1.      Bestimmungen einer internationalen Übereinkunft, die die Union gemäß den Art. 217 und 218 AEUV geschlossen hat, sind ab dem Inkrafttreten der Übereinkunft Bestandteil der Unionsrechtsordnung. Sie müssen darum mit den Verträgen und den Verfassungsgrundsätzen, die sich aus ihnen ableiten lassen, im Einklang stehen. Art. 218 Abs. 11 AEUV dient dazu, Komplikationen zu vermeiden, die entstehen könnten, wenn die Vereinbarkeit internationaler Übereinkünfte, die die Union verpflichten, mit den Verträgen vor Gericht bestritten würde. Eine gerichtliche Entscheidung, mit der eine die Union verpflichtende internationale Übereinkunft nach ihrem Abschluss wegen ihres Inhalts oder des Verfahrens ihres Zustandekommens für mit den Verträgen unvereinbar erklärt würde, würde nämlich nicht nur unionsintern, sondern auch auf dem Gebiet der internationalen Beziehungen zu ernsten Schwierigkeiten führen und könnte für alle Beteiligten einschließlich der Drittstaaten Nachteile mit sich bringen. In Anbetracht des Zwecks des Verfahrens gemäß Art. 218 Abs. 11 AEUV ist die Anrufung des Gerichtshofs schon dann zulässig, wenn die Gefahr der Ungültigerklärung eines Rechtsakts, mit dem eine internationale Übereinkunft geschlossen wird, besteht.
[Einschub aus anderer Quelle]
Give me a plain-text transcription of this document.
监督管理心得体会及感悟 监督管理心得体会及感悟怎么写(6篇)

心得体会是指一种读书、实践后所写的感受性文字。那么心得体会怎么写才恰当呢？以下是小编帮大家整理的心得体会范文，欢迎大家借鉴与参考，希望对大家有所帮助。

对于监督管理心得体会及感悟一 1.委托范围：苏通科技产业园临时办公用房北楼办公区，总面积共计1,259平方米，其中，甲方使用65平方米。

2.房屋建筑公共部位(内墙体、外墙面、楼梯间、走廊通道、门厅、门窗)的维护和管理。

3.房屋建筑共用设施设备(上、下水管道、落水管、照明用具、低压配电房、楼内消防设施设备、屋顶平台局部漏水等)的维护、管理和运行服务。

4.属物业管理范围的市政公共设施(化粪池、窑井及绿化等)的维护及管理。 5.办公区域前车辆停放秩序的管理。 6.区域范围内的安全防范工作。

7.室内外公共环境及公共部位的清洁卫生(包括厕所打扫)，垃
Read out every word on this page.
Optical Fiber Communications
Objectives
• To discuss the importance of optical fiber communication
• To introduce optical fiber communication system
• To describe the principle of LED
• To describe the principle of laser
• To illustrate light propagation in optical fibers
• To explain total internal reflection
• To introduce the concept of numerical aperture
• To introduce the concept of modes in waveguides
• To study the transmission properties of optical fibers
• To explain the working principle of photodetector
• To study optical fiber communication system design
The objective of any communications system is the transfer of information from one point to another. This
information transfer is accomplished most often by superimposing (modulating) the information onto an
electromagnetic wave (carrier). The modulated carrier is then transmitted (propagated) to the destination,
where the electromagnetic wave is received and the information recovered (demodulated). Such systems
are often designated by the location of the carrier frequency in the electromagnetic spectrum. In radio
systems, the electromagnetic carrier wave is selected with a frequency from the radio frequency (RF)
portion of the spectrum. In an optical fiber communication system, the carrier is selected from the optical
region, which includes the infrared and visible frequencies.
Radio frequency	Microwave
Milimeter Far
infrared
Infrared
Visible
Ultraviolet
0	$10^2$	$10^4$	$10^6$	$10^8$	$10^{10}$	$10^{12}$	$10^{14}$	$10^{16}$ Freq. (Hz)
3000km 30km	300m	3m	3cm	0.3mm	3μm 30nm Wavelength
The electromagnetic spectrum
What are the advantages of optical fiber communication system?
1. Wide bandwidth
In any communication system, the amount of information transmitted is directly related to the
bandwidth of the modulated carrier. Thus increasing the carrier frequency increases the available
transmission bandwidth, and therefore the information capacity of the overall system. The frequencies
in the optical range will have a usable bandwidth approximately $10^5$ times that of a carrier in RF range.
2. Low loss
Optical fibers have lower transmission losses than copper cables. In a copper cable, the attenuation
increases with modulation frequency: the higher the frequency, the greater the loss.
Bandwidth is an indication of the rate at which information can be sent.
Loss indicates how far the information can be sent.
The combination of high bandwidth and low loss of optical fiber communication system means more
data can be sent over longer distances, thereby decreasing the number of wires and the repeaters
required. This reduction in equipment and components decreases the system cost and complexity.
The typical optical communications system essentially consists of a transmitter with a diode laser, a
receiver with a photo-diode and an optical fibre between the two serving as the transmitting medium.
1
Demnach müssen im Rahmen des Verfahrens gemäß Art. 218 Abs. 11 AEUV alle Fragen zulässig sein, die Zweifel an der materiellen oder formellen Vereinbarkeit des Abkommens mit den Verträgen hervorrufen können. Die Beurteilung der Vereinbarkeit eines Abkommens mit den Verträgen kann insoweit nicht nur von den Vorschriften über die Zuständigkeit, das Verfahren oder das institutionelle Gefüge der Union, sondern auch von den Bestimmungen des materiellen Rechts abhängen. Dasselbe gilt für eine Frage nach der Vereinbarkeit einer internationalen Übereinkunft mit Art. 6 Abs. 1 EUV und folglich mit den Garantien der Charta der Grundrechte der Europäischen Union, die den Verträgen rechtlich gleichrangig ist.

(vgl. Rn. 67, 69, 70, 74)

2.      Siehe Text der Entscheidung.

(vgl. Rn. 76-78)

3.      Der Rückgriff auf eine doppelte Rechtsgrundlage ist ausgeschlossen, wenn sich die für die beiden Rechtsgrundlagen jeweils vorgesehenen Verfahren nicht miteinander vereinbaren lassen. Ein Unterschied bei den Regeln über die Abstimmung im Rat kann zur Unvereinbarkeit der fraglichen Rechtsgrundlagen führen.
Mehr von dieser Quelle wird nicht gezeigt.